Thomas' campaign consultant, Jason Rose, issued a news release this afternoon about the decision, linking to a video on Thomas' exploratory committee Web site.
The move has long been anticipated, but some pundits have wondered whether Thomas' political -- and potentially legal -- problems would keep him in place as county attorney.
Thomas has been accused of abusing his power in his and Sheriff Joe Arpaio's long-term fight with Board of Supervisors members and other county leaders. He's the subject of high-profile investigations by the State Bar and the U.S. Justice Department.
This will be Thomas' second bid for state AG. He lost his first attempt in 2002 to the current AG, Democrat Terry Goddard.
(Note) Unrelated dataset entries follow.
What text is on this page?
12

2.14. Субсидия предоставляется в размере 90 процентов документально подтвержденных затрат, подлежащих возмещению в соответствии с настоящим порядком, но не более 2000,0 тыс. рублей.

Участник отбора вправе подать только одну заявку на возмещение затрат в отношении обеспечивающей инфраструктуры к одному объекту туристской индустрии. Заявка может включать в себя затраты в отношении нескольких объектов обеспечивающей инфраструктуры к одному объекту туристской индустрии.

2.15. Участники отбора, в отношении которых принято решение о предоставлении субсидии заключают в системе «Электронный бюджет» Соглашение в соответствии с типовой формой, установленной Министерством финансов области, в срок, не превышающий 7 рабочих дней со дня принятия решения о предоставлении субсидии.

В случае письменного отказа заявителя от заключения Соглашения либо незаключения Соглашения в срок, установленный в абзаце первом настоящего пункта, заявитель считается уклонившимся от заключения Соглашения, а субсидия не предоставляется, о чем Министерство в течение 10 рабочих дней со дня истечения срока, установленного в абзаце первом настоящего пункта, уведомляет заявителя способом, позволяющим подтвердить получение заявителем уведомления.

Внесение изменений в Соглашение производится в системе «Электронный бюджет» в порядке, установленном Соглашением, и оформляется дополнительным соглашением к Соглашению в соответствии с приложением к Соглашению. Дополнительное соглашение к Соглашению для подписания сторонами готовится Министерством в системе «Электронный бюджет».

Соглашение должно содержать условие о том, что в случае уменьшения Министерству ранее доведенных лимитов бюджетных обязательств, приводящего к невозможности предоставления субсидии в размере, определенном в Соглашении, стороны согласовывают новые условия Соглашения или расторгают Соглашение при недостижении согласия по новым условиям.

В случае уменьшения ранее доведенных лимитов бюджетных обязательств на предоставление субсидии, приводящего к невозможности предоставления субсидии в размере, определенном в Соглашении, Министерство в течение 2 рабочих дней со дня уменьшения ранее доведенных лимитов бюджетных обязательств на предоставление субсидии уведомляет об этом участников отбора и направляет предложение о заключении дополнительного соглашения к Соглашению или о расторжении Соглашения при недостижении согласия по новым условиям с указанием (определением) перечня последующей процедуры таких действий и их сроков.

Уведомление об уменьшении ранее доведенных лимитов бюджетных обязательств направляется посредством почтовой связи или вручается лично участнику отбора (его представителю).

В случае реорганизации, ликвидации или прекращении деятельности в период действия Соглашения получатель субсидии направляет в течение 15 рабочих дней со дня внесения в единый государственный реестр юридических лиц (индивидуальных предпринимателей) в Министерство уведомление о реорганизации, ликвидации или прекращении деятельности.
After that, he ran successfully for county attorney in 2004, winning re-election in 2008.
Thomas' failed fight against county leaders and judges will be one of his legacies in office.
Last month, Thomas and his ally, Arpaio, withdrew the poorly written, conspiracy-minded RICO lawsuit they had filed against the Board of Supervisors, county managers, judges, and local lawyers.
Thomas wants Governor Jan Brewer to select his replacement, but that honor will surely go to the Board of Supervisors. Two of them, Don Stapley and Mary Rose Wilcox, were indicted criminally after being targeted by Thomas. The charges have since been dropped, (though Gila County Attorney Daisy Flores is reviewing the cases).
Supervisors have courted Chandler Mayor Boyd Dunn, a divorce lawyer, as a possible successor to Thomas.